Au Royaume-Uni, les associations alertent sur la hausse de la pauvreté infantile
Plus de 4,5 millions d’enfants vivaient dans des ménages aux faibles revenus sur l’année close en mars 2024, selon les données gouvernementales et les rapports d’ONG. À l’origine de cette alerte : une combinaison de l’inflation élevée en 2022-2023, de lacunes du système d’aides sociales et d’une demande caritative en forte hausse. Publiés en 2024, les bilans du Trussell Trust et du ministère du Travail montrent qu’environ 14,25 millions de personnes — soit 21 % de la population — vivent sous le seuil de pauvreté, et que la précarité alimentaire a conduit à la distribution record de colis par les banques alimentaires. Les associations sonnent l’alerte, demandent des mesures urgentes et appellent à plus de solidarité nationale, alors que le gouvernement travailliste de Keir Starmer prépare son prochain budget. Cette situation soulève des choix politiques sensibles, notamment autour des prestations sociales et du plafonnement des allocations familiales.
Chiffres clés : l’ampleur de la hausse de la pauvreté infantile au Royaume-Uni
Les dernières statistiques publiques et les rapports du secteur associatif convergent sur une même tendance : la pauvreté a augmenté et touche particulièrement les enfants. Le ministère du Travail estime que 4,5 millions d’enfants vivaient dans des foyers à faibles revenus pour l’année s’achevant en mars 2024, en hausse par rapport à 4,3 millions l’année précédente.
Parallèlement, le réseau du Trussell Trust a déclaré avoir distribué 3,1 millions de colis alimentaires entre avril 2023 et mars 2024, soit le double de la quantité enregistrée cinq ans plus tôt.

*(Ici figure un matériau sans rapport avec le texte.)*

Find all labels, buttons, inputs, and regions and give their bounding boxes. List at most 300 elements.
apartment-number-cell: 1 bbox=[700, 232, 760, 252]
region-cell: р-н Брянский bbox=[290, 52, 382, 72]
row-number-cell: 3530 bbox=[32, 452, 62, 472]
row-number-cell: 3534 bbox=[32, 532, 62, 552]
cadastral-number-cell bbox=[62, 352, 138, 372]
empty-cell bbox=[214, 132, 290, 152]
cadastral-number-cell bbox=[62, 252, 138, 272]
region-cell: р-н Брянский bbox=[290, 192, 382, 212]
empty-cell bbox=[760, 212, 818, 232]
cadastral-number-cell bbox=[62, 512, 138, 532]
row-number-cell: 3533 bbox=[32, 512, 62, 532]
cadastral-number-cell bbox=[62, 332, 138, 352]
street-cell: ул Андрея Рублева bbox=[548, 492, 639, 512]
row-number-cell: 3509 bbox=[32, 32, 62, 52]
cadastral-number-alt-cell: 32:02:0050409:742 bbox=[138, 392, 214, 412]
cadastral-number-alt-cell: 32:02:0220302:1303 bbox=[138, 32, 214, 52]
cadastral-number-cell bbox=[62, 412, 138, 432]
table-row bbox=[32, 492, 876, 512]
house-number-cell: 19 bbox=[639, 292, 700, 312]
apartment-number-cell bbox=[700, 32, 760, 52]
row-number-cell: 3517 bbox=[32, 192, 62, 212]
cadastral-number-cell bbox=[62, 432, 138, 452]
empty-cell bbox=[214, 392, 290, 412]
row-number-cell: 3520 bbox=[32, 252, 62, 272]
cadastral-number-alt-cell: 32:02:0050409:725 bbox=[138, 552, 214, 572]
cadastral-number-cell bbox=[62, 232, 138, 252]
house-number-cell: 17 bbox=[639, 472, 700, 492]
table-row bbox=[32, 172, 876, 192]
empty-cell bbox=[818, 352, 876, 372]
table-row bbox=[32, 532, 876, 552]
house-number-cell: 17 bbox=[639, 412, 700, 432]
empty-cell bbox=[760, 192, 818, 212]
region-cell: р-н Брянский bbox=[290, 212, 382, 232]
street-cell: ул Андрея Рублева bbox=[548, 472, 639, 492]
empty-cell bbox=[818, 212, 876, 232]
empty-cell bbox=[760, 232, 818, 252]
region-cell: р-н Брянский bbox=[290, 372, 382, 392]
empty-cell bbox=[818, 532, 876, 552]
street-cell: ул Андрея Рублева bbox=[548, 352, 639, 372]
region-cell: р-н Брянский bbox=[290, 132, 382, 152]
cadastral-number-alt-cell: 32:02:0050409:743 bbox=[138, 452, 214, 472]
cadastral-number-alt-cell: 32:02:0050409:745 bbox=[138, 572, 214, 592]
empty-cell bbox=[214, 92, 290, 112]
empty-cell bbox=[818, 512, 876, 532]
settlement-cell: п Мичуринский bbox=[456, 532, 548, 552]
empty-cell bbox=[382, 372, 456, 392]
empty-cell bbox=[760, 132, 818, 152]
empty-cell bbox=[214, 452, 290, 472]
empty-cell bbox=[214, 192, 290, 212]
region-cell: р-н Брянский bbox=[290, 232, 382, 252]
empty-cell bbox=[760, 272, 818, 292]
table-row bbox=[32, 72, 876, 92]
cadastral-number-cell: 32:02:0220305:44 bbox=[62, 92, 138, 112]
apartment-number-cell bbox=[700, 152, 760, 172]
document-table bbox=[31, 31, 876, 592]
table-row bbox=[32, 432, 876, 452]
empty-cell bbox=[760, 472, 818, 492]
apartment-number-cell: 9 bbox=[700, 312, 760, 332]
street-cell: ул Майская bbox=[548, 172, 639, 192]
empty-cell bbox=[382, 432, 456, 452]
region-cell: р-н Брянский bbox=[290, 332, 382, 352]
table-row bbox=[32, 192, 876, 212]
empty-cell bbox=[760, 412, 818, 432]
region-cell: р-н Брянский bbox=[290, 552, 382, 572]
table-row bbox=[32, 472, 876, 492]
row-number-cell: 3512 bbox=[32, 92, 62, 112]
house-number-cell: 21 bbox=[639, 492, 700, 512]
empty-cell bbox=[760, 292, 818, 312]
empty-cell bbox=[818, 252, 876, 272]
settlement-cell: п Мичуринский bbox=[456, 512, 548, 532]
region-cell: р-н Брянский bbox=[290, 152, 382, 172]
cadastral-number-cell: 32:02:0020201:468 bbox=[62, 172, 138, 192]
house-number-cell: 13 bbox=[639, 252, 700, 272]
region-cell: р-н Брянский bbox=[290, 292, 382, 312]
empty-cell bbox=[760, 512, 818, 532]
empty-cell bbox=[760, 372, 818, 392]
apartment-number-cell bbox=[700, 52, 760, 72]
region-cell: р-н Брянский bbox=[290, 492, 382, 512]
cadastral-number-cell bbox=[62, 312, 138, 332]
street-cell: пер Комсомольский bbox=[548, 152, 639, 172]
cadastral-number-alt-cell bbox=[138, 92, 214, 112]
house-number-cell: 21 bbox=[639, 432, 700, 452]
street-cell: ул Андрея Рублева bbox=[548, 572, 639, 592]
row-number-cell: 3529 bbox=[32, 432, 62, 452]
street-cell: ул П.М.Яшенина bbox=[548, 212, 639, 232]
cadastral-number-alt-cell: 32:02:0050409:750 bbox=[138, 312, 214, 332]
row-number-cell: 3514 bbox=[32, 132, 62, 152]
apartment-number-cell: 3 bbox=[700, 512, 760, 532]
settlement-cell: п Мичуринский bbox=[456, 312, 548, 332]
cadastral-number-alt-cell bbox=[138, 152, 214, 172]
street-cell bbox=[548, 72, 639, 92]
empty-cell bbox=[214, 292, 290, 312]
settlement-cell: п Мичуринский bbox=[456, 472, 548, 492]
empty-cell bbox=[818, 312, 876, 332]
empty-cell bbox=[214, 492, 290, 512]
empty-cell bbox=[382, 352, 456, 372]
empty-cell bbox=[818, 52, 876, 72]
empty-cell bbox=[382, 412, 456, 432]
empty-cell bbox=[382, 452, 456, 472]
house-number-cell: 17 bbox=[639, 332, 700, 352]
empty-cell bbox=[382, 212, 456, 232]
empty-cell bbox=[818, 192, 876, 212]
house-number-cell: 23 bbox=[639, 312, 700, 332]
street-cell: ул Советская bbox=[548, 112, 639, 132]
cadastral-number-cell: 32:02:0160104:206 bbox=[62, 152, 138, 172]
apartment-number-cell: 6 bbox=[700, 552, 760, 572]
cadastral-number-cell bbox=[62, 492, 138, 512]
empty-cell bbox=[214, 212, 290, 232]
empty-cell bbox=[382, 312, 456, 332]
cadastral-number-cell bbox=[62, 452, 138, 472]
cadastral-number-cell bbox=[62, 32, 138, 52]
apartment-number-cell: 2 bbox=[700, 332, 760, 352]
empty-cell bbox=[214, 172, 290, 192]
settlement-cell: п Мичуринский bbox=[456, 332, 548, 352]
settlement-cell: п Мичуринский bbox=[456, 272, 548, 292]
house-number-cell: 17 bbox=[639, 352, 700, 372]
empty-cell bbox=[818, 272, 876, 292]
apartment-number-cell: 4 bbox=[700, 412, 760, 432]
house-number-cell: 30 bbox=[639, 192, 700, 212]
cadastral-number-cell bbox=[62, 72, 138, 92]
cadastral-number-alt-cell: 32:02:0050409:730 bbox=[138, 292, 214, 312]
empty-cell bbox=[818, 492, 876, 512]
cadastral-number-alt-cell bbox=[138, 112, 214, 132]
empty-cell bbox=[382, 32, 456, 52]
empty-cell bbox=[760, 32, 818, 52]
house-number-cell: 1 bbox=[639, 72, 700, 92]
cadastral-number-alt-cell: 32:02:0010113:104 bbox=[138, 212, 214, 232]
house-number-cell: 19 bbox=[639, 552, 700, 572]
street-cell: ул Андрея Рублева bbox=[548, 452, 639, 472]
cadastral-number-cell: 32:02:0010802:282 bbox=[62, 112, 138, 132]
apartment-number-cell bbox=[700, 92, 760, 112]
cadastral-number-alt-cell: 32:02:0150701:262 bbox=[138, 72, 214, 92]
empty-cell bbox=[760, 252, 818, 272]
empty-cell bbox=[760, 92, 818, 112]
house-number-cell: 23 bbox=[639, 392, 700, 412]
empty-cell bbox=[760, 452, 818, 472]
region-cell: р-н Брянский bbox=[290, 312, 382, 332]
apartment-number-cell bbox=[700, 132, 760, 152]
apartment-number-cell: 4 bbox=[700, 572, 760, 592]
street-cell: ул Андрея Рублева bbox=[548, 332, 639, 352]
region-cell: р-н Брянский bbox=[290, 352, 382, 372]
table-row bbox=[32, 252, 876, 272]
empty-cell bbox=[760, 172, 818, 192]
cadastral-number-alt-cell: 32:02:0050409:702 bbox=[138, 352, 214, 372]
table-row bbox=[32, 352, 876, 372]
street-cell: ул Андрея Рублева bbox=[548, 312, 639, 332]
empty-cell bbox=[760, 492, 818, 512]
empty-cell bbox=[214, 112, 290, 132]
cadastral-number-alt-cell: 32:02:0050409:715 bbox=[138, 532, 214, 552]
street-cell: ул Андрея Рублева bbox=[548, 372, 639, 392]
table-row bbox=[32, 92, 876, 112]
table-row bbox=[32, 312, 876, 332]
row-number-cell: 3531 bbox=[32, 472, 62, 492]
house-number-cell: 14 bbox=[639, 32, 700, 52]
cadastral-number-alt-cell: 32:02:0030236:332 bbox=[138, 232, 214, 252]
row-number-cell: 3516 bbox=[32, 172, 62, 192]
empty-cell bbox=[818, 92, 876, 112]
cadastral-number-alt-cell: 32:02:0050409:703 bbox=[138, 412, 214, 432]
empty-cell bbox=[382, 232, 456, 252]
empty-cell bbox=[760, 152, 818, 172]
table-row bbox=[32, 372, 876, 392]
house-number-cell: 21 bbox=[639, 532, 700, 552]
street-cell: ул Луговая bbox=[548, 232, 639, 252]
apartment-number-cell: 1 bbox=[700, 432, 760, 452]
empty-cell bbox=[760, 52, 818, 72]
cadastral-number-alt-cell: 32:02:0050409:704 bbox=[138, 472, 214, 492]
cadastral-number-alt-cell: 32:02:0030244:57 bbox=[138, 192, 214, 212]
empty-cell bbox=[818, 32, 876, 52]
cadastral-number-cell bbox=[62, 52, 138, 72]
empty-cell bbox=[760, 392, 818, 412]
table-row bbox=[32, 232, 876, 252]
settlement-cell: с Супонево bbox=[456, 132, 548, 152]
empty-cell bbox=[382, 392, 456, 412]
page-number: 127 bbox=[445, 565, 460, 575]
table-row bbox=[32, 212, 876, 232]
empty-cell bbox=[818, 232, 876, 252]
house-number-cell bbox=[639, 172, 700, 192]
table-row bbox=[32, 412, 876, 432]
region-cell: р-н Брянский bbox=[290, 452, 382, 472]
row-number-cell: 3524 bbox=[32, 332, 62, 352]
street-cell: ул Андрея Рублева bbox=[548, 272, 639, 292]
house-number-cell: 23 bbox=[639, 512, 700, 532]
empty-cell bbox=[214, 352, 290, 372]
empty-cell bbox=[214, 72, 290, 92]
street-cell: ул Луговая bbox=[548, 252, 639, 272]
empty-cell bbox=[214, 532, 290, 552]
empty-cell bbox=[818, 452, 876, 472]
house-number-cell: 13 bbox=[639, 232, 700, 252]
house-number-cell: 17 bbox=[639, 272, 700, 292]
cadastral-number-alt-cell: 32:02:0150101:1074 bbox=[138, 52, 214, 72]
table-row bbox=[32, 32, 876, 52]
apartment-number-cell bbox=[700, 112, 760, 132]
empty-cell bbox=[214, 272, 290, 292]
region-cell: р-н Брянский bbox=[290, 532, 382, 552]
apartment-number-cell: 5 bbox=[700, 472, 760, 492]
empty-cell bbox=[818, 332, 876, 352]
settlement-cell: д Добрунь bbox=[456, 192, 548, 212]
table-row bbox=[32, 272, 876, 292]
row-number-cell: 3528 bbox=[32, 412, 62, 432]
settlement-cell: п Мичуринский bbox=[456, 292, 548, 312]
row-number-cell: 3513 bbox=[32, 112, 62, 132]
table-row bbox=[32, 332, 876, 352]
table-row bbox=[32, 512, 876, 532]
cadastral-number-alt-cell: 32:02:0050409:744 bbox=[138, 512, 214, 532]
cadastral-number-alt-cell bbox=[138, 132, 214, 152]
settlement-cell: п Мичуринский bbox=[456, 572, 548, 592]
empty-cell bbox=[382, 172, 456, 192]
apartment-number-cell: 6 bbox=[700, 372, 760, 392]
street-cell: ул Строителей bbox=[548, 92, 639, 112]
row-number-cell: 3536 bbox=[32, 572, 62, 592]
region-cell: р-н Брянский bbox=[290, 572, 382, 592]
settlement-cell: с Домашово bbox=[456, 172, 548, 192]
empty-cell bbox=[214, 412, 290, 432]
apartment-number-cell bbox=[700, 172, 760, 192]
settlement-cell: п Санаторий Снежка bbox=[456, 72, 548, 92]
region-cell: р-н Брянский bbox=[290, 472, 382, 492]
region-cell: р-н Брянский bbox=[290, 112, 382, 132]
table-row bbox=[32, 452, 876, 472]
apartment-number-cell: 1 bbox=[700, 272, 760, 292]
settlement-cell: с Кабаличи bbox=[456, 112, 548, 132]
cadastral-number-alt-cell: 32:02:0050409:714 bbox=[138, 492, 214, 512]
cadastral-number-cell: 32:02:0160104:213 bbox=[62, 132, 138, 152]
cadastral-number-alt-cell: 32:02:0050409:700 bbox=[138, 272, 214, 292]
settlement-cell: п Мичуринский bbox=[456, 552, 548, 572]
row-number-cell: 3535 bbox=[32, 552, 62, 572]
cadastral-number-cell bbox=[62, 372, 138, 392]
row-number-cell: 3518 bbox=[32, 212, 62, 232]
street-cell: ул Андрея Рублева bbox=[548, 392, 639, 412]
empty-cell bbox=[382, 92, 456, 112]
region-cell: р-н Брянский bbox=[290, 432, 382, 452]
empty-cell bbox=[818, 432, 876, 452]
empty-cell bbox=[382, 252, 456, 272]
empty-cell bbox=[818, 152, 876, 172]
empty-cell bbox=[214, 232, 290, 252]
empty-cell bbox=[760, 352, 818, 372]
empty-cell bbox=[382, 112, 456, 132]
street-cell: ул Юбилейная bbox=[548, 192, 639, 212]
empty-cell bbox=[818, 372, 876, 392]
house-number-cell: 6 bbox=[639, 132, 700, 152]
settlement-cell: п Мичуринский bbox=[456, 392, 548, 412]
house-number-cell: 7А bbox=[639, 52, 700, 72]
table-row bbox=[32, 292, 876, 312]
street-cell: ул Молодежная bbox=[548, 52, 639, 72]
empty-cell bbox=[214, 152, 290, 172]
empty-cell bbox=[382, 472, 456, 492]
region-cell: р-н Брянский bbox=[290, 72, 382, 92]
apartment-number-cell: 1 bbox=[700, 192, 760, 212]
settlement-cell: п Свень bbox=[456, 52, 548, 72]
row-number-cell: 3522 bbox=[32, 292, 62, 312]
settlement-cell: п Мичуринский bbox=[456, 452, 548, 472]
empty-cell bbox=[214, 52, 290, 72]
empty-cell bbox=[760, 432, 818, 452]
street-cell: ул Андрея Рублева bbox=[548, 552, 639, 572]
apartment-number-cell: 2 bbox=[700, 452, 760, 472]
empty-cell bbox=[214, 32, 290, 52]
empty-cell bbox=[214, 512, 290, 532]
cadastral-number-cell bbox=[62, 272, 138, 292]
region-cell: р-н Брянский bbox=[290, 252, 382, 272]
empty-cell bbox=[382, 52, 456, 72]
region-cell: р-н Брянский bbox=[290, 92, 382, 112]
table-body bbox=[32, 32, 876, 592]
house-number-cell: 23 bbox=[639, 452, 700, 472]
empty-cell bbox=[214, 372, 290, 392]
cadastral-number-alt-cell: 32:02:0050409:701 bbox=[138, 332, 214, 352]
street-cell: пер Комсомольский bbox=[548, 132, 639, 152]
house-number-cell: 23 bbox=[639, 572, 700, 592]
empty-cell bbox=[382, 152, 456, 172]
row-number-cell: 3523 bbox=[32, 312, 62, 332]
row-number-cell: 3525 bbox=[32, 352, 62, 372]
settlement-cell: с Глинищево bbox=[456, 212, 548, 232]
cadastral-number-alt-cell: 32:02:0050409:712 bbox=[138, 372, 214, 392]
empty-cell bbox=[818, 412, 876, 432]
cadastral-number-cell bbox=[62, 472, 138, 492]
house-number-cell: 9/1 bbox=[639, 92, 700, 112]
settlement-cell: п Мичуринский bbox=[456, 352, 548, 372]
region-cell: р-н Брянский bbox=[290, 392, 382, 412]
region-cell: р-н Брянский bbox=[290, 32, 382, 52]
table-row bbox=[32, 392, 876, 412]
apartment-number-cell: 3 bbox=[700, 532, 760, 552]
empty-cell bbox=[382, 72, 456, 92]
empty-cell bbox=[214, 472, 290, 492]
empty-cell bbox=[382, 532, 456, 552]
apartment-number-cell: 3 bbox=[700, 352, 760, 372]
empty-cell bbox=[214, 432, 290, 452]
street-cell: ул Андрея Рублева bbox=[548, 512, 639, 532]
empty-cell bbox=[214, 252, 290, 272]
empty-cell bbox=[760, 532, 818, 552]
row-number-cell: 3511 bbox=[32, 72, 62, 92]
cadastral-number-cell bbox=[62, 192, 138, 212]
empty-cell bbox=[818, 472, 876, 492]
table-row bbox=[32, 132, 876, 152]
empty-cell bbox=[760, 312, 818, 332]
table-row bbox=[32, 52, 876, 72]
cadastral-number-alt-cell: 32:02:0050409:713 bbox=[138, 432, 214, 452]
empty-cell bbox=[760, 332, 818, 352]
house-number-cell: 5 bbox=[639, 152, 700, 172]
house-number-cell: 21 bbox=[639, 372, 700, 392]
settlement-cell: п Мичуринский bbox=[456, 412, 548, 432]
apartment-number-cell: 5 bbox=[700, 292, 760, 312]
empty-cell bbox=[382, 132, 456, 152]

Ces chiffres s’inscrivent dans un contexte où 14,25 millions de personnes disposent de moins de 337 livres (404 euros) par semaine, seuil retenu pour mesurer la pauvreté relative.
Ces données traduisent une hausse structurelle de la précarité et expliquent pourquoi les associations multiplient les appels à l’urgence sociale. Insight : ces chiffres posent la question d’une réponse publique coordonnée entre aides sociales et dispositifs locaux.

Causes identifiées et limites du filet social britannique
Les associations et les analystes pointent plusieurs causes : l’effet différé de l’inflation record de 2022-2023 sur le pouvoir d’achat, des salaires qui n’ont pas suivi la hausse des prix, et des faiblesses du système d’allocations, notamment de l’Universal Credit.
Le Trussell Trust souligne aussi l’impact disproportionné sur certains groupes : familles monoparentales, personnes en situation de handicap et communautés noires, africaines et caribéennes, où les taux de pauvreté dépassent largement la moyenne nationale. Par ailleurs, des coupes budgétaires et des réformes annoncées pour réduire le déficit pourraient réduire encore des prestations destinées aux personnes handicapées ou malades.
Insight : sans ajustement ciblé des prestations et sans mesures de relance du pouvoir d’achat, le filet social risque de laisser durablement de larges populations en précarité.
Réactions des associations, conséquences politiques et appels à l’action
Les organisations caritatives ont qualifié la situation de « honte nationale » et demandé des réponses rapides. Le Child Poverty Action Group a appelé le gouvernement à supprimer le plafonnement à deux enfants pour certaines aides et à reconsidérer les coupes prévues.
Du côté de l’exécutif, la ministre des Finances a défendu des mesures visant à rétablir les comptes publics et à encourager l’emploi, tout en soulignant des mesures ciblées comme la généralisation des petits-déjeuners gratuits scolaires et l’augmentation du salaire minimum. Les associations estiment toutefois que ces mesures restent insuffisantes face à l’ampleur de la pauvreté infantile.
Pour documenter les effets concrets sur les populations vulnérables, des études transversales explorent aussi d’autres déterminants, comme l’impact des politiques migratoires sur l’accès aux droits pour les enfants — lire une analyse sur l’impact des contrôles migratoires sur les enfants. Insight : l’enjeu pour 2026 est double : corriger les failles du système d’aides et aligner les politiques macroéconomiques sur la lutte contre la pauvreté.